Michael Stern was not alone in his efforts to make Waterford a reality. His colleagues Gordon Milne, Deon Glover and Jim & Jean Richardson left St. Martin’s to join him in Swaziland. Gifts of service and skill were also made, the most famous being architect and parent Amancio (Pancho) Guedes, who offered to design the school for free, and Stanley Kaplan, a consultant engineer, whose combined efforts allowed the physical structures of campus to be built despite little funding.

Not only did a school need to be built, but the founders of WK wanted all students who qualified academically to be able to attend regardless of their ability to pay, making funds for bursaries a necessity. Early fundraisers were Christopher Newton Thompson, chairman of the school’s Executive Council, which later became the Southern African Trustees, and South African businessman Clive Menell, a friend of Michael Stern’s. In 1963, Michael Stern established the Waterford School Trust in London, with chairman Dr. Eric Abbott, Dean of Westminster. The Calouste Gulbenkian Foundation, Wolfson Foundation and the Anglo-American Corporation were early donors, with Harry Oppenheimer, Chairman of Anglo-American, funding the science laboratories (which are still used today). Friends of Waterford also established a ‘Fifty Club’ in Johannesburg, for those who were willing to give £50 for the initial costs. All of these efforts allowed what seemed a crazy idea discussed over a campfire to become a reality.

The school opened with little fanfare on February 3, 1963; an opening ceremony was planned for a few weeks later.

The first students were 16 boys. The boys consisted of seven white (five of who came from St. Martin’s), six black, two ‘coloured’, and one Indian student (the racial demarcations set by the Apartheid regime).
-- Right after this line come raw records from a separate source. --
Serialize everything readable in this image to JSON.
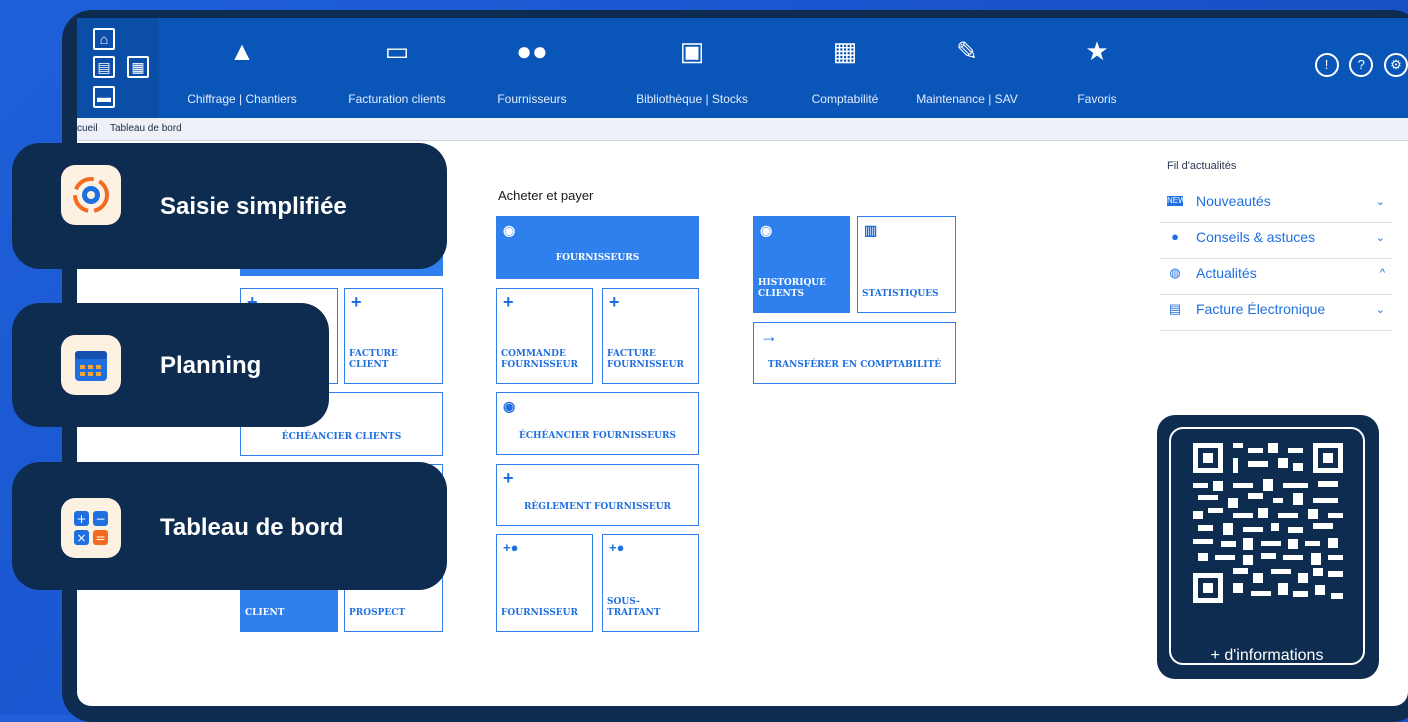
{
  "navbar": {
    "items": [
      {
        "label": "Chiffrage | Chantiers",
        "icon": "cone-icon"
      },
      {
        "label": "Facturation clients",
        "icon": "card-icon"
      },
      {
        "label": "Fournisseurs",
        "icon": "users-icon"
      },
      {
        "label": "Bibliothèque | Stocks",
        "icon": "box-icon"
      },
      {
        "label": "Comptabilité",
        "icon": "calculator-icon"
      },
      {
        "label": "Maintenance | SAV",
        "icon": "wrench-icon"
      },
      {
        "label": "Favoris",
        "icon": "star-icon"
      }
    ]
  },
  "breadcrumb": {
    "home": "cueil",
    "current": "Tableau de bord"
  },
  "buy_section": {
    "title": "Acheter et payer"
  },
  "tiles": {
    "fournisseurs": "FOURNISSEURS",
    "historique_clients": "HISTORIQUE CLIENTS",
    "statistiques": "STATISTIQUES",
    "facture_client": "FACTURE CLIENT",
    "commande_fournisseur": "COMMANDE FOURNISSEUR",
    "facture_fournisseur": "FACTURE FOURNISSEUR",
    "transferer": "TRANSFÉRER EN COMPTABILITÉ",
    "echeancier_clients": "ÉCHÉANCIER CLIENTS",
    "echeancier_fournisseurs": "ÉCHÉANCIER FOURNISSEURS",
    "reglement_fournisseur": "RÈGLEMENT FOURNISSEUR",
    "client": "CLIENT",
    "prospect": "PROSPECT",
    "new_fournisseur": "FOURNISSEUR",
    "sous_traitant": "SOUS-TRAITANT"
  },
  "news": {
    "title": "Fil d'actualités",
    "items": [
      {
        "label": "Nouveautés",
        "icon": "new-badge-icon",
        "chevron": "⌄"
      },
      {
        "label": "Conseils & astuces",
        "icon": "lightbulb-icon",
        "chevron": "⌄"
      },
      {
        "label": "Actualités",
        "icon": "globe-icon",
        "chevron": "^"
      },
      {
        "label": "Facture Électronique",
        "icon": "document-icon",
        "chevron": "⌄"
      }
    ]
  },
  "features": [
    {
      "label": "Saisie simplifiée",
      "icon": "gear-sync-icon",
      "accent": "#f26b21"
    },
    {
      "label": "Planning",
      "icon": "calendar-icon",
      "accent": "#1f6fe0"
    },
    {
      "label": "Tableau de bord",
      "icon": "calculator-icon",
      "accent": "#1f6fe0"
    }
  ],
  "qr": {
    "label": "+ d'informations"
  }
}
Two of these boys were unable to continue their studies at Waterford after a border between South Africa and Swaziland was established in July of 1963 and a few more didn’t return after the first year.

School 1963 - Students, staff and volunteers
School 1963 - Students, staff and volunteers
WK students in their maroon blazers and navy blue ties.
WK students in their maroon blazers and navy blue ties.
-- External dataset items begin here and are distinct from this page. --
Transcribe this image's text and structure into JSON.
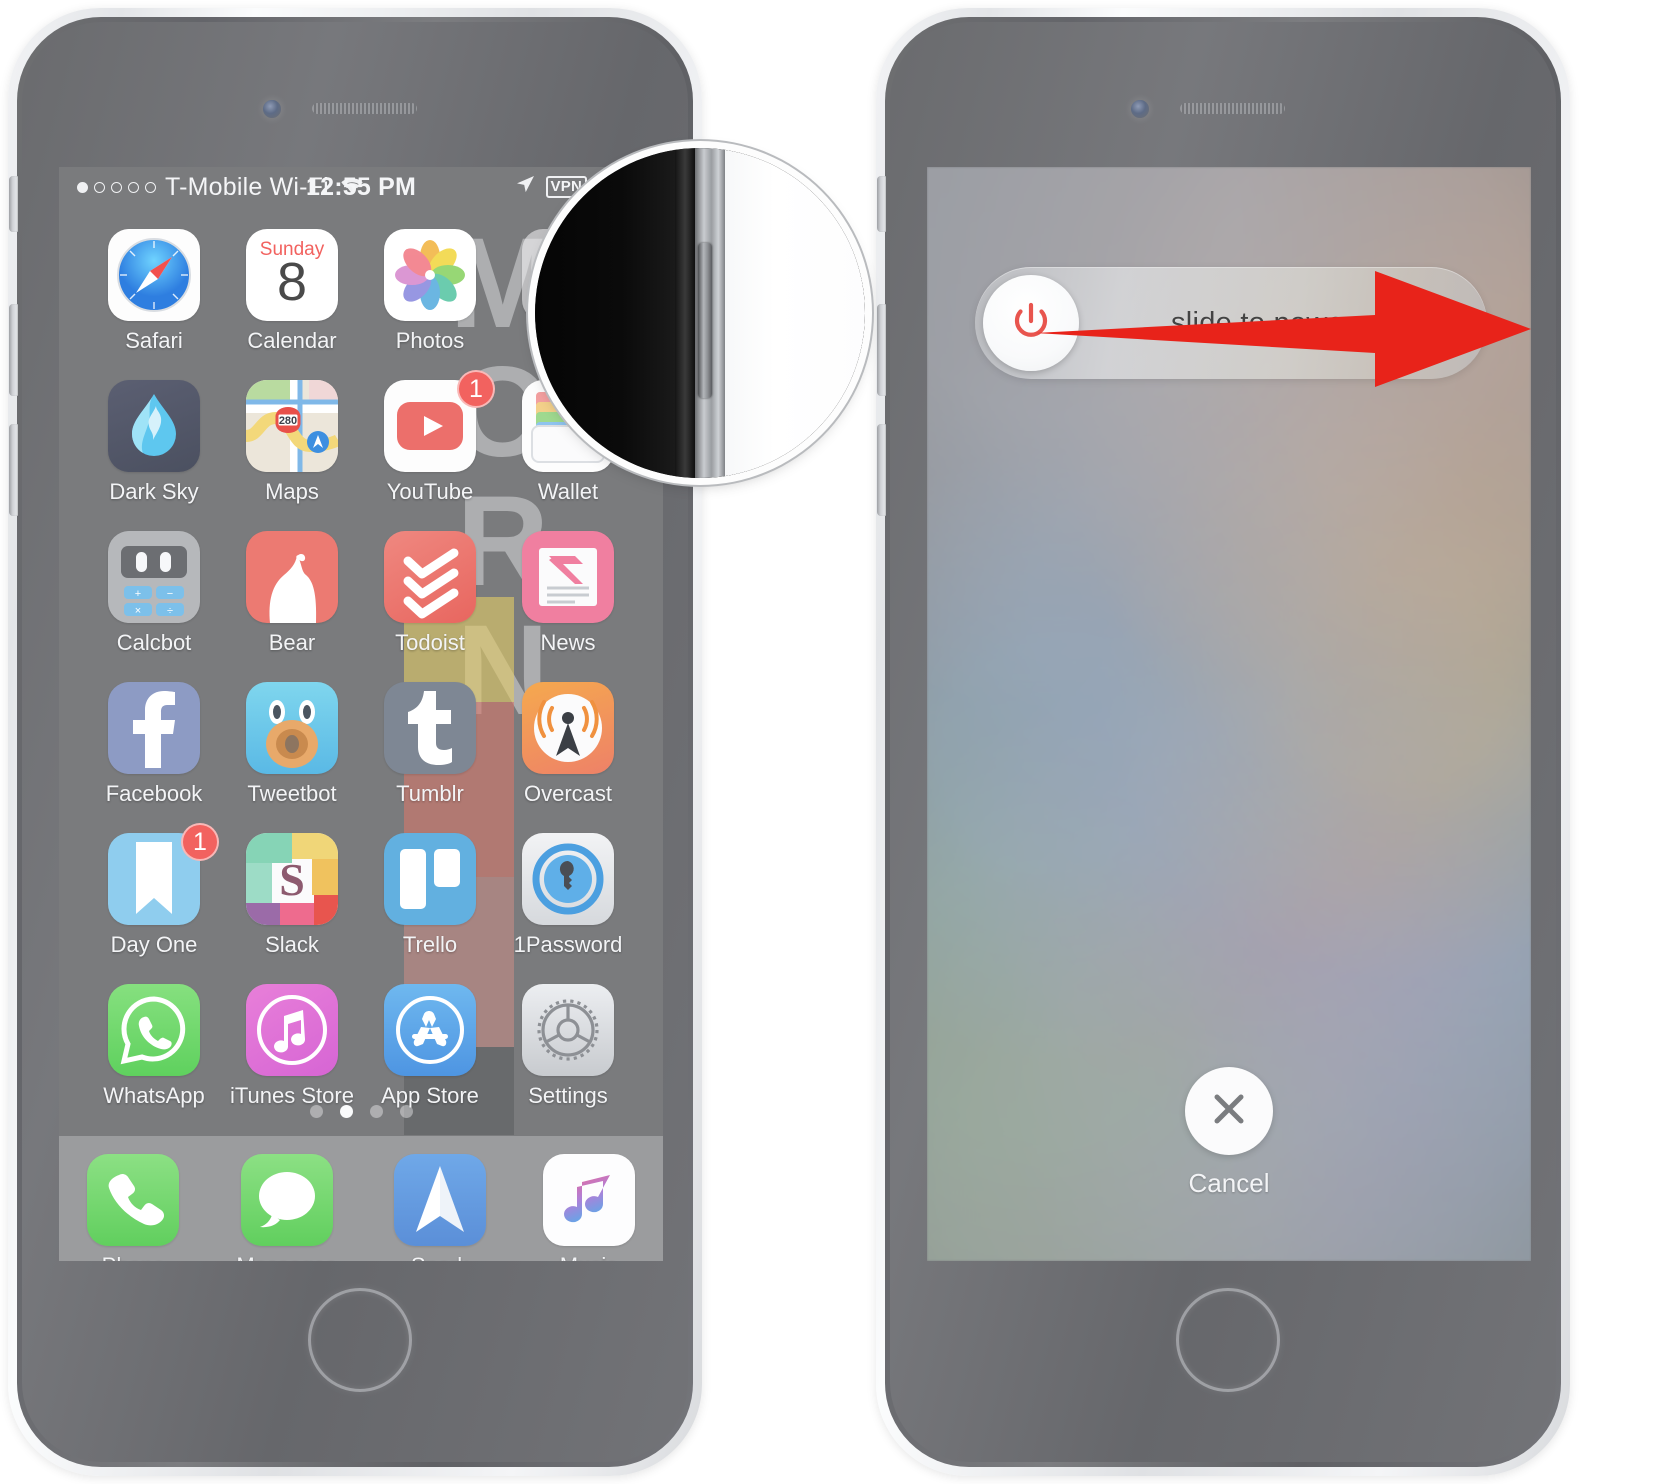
{
  "meta": {
    "accent_red": "#e8231a",
    "badge_red": "#f2625f",
    "phone_body": "#6e6f72",
    "wallpaper_letters": "MORN"
  },
  "left_phone": {
    "name": "iphone-home-screen",
    "status_bar": {
      "carrier": "T-Mobile Wi-Fi",
      "signal_dots": [
        true,
        false,
        false,
        false,
        false
      ],
      "wifi_icon": "wifi-icon",
      "time": "12:55 PM",
      "location_icon": "location-arrow-icon",
      "vpn_label": "VPN",
      "headphones_icon": "headphones-icon",
      "battery_icon": "battery-icon"
    },
    "rows": [
      [
        {
          "label": "Safari",
          "icon": "safari-icon"
        },
        {
          "label": "Calendar",
          "icon": "calendar-icon",
          "day": "Sunday",
          "date": "8"
        },
        {
          "label": "Photos",
          "icon": "photos-icon"
        },
        {
          "label": "",
          "icon": "hidden-icon"
        }
      ],
      [
        {
          "label": "Dark Sky",
          "icon": "dark-sky-icon"
        },
        {
          "label": "Maps",
          "icon": "maps-icon",
          "route": "280"
        },
        {
          "label": "YouTube",
          "icon": "youtube-icon",
          "badge": "1"
        },
        {
          "label": "Wallet",
          "icon": "wallet-icon"
        }
      ],
      [
        {
          "label": "Calcbot",
          "icon": "calcbot-icon"
        },
        {
          "label": "Bear",
          "icon": "bear-icon"
        },
        {
          "label": "Todoist",
          "icon": "todoist-icon"
        },
        {
          "label": "News",
          "icon": "news-icon"
        }
      ],
      [
        {
          "label": "Facebook",
          "icon": "facebook-icon"
        },
        {
          "label": "Tweetbot",
          "icon": "tweetbot-icon"
        },
        {
          "label": "Tumblr",
          "icon": "tumblr-icon"
        },
        {
          "label": "Overcast",
          "icon": "overcast-icon"
        }
      ],
      [
        {
          "label": "Day One",
          "icon": "day-one-icon",
          "badge": "1"
        },
        {
          "label": "Slack",
          "icon": "slack-icon"
        },
        {
          "label": "Trello",
          "icon": "trello-icon"
        },
        {
          "label": "1Password",
          "icon": "onepassword-icon"
        }
      ],
      [
        {
          "label": "WhatsApp",
          "icon": "whatsapp-icon"
        },
        {
          "label": "iTunes Store",
          "icon": "itunes-store-icon"
        },
        {
          "label": "App Store",
          "icon": "app-store-icon"
        },
        {
          "label": "Settings",
          "icon": "settings-icon"
        }
      ]
    ],
    "page_dots": {
      "count": 4,
      "active_index": 1
    },
    "dock": [
      {
        "label": "Phone",
        "icon": "phone-icon"
      },
      {
        "label": "Messages",
        "icon": "messages-icon"
      },
      {
        "label": "Spark",
        "icon": "spark-icon"
      },
      {
        "label": "Music",
        "icon": "music-icon"
      }
    ]
  },
  "magnifier": {
    "name": "side-button-magnifier",
    "depicts": "iphone-sleep-wake-side-button"
  },
  "right_phone": {
    "name": "iphone-power-off-screen",
    "slider": {
      "text": "slide to power off",
      "knob_icon": "power-icon"
    },
    "cancel": {
      "label": "Cancel",
      "icon": "close-x-icon"
    },
    "annotation_arrow": {
      "name": "slide-right-arrow",
      "direction": "right",
      "color": "#e8231a"
    }
  }
}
It would be remiss to not also mention the founding staff members, because, as Tony Hatton puts it in his memoirs, “the nominal salaries they received must rank them among the School’s first major donors.”

  • Michael Stern - Headmaster; French, Latin, English
  • Gordon Milne - Housemaster; Mathematics
  • Tony Hatton - Bursar; History, Geography, English
  • Jim Richardson - Building & maintenance; Divinity, Woodwork
  • Jean Richardson - Matron
  • Alan Harman - a VSO volunteer turned Science teacher
  • Peter Klatzow - Music
  • Nicholas Buchan - General helper, including daily runs down to Mbabane

Despite the school’s early successes, many local and international observers deemed this diversity as ‘sick’ and ‘unnatural’. To those who supported racially segregated education, and society, Waterford was a threat to their convictions. During the early days, this animosity was displayed through slashed car tyres, increased tension with neighboring schools and the taunting of white students, who, as Tony Hatton put it, were learning “at a young age that racial prejudice produces a special sort of viciousness towards those of the same colour but different mind.”

Over the next couple of years, the school grew exponentially, and with it, support for it’s ethos and mission. In 1967, King Sobhuza II Ngwenyama of Swaziland granted Waterford School the name Kamhlaba , saying, “Wherever you are in the world, the earth does not distinguish who you are. You live in it whatever your colour, whatever your religion, whatever your race. You live in it and it does not try to ostracise you or show any difference as to what you are. And this is the meaning of Kamhlaba.” And from then on the school was known as Waterford Kamhlaba.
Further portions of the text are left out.